In [1]:
import pandas as pd
import requests

In [10]:
# define function to get kegg data linking EC to reactions
def get_ec_rn_map():
    url = 'http://rest.kegg.jp/link/rn/ec'
    r = requests.get(url)
    g = pd.DataFrame([x.split('\t') for x in r.text.split('\n')],columns=['ec','rn'])
    g = g.iloc[0:-1]
    g['ec'] = g['ec'].apply(lambda x: x.split(':')[1])
    g['rn'] = g['rn'].apply(lambda x: x.split(':')[1])
    return g

# rad in ecode2ec (Liam's parsed file)
#df = pd.read_csv('ecod2ec.txt',sep=' ',header=None)
df = pd.read_csv('ecod2ec_3Feb2021.txt',sep=' ',header=None)
df.columns = ['rule','ec']

# collapse data to skinny format
dfs = [];
for idx,row in df.iterrows():
    ec_nums = row.ec.split('|');
    dfs.append(pd.DataFrame({'rule': row.rule, 'ec': ec_nums}))
df = pd.concat(dfs,axis=0)


# download KEGG reaction mapping
ecrn = get_ec_rn_map()

# subset data, such that the EC case to be define for the first 3 digits to be a valid rule
dff = df[~df['ec'].apply(lambda x: x.split('.')[-2] == '-')]
# remove PDB chain not observed:
dff = dff[~dff['rule'].isin(['PDBChainNotFound'])]

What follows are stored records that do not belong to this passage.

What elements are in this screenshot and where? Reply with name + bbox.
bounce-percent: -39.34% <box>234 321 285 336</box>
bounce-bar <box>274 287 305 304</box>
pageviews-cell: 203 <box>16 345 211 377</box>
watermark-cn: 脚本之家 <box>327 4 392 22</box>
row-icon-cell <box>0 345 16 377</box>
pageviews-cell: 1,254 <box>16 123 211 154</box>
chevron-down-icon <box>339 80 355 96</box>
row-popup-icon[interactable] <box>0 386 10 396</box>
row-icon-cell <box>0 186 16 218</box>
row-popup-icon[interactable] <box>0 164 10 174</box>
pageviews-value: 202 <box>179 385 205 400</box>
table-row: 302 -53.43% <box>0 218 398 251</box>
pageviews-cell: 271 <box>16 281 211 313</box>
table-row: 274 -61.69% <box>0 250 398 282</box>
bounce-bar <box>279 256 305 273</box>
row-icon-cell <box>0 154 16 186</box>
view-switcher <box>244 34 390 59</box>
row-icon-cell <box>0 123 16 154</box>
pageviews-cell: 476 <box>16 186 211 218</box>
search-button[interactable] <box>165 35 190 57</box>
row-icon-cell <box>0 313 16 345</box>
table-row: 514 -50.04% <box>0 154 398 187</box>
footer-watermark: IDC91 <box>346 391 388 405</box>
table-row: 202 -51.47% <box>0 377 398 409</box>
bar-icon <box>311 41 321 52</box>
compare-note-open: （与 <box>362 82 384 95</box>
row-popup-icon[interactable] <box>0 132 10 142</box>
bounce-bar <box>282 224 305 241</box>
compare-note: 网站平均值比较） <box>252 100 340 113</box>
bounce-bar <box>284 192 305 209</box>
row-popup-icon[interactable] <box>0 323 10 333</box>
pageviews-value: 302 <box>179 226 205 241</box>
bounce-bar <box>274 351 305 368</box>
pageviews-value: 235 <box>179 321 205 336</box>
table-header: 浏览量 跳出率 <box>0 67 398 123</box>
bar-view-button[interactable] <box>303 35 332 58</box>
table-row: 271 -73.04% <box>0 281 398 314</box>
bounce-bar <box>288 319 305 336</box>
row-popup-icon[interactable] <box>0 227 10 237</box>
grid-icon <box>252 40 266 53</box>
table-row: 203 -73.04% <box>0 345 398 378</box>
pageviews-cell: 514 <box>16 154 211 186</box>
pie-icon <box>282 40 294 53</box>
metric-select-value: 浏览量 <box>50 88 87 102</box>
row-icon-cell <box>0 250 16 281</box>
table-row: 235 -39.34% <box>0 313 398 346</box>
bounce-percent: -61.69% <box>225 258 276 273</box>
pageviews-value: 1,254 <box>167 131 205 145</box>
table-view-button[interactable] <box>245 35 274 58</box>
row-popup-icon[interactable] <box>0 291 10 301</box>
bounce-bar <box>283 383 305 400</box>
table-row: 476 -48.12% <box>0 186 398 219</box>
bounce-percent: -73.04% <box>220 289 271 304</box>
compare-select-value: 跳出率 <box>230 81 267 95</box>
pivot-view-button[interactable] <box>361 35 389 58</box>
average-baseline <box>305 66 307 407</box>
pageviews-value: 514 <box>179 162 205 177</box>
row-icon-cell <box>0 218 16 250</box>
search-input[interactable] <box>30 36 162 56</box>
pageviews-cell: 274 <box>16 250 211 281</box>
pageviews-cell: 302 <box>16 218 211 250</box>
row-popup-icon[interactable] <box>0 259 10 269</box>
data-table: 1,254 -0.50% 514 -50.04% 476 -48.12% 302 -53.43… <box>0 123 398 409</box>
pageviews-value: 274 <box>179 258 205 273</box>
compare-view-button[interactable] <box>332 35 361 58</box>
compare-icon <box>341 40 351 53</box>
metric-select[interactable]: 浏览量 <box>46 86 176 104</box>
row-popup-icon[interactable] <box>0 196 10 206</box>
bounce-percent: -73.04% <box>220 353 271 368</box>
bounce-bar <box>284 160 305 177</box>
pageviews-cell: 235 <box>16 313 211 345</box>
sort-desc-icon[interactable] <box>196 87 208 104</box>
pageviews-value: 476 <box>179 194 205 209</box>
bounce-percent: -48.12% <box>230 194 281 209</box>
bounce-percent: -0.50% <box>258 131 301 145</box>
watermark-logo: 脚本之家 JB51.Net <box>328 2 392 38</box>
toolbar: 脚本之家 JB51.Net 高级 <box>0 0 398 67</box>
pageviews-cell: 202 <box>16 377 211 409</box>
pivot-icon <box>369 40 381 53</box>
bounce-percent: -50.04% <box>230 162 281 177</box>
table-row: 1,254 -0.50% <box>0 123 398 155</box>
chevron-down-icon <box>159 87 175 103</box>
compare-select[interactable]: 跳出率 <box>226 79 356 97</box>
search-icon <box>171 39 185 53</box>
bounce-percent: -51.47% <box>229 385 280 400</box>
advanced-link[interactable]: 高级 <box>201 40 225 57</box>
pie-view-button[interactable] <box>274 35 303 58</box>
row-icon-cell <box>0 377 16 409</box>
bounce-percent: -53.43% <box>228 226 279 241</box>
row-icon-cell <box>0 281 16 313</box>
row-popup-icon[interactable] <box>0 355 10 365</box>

# define 3 letter code for both mappings
dff['ec_3l'] = dff['ec'].apply(lambda x: ".".join(x.split('.')[0:3]))
ecrn['ec_3l'] = ecrn['ec'].apply(lambda x: ".".join(x.split('.')[0:3]))


In [11]:
# join both tables and keep unique Ecode to KEGG reaction rules
rules = dff.set_index('ec_3l')[['rule']].join(ecrn.set_index('ec_3l')[['rn']]).dropna().drop_duplicates()

In [13]:
rules.to_csv('ecod2rn.ec3.07Feb2021.csv')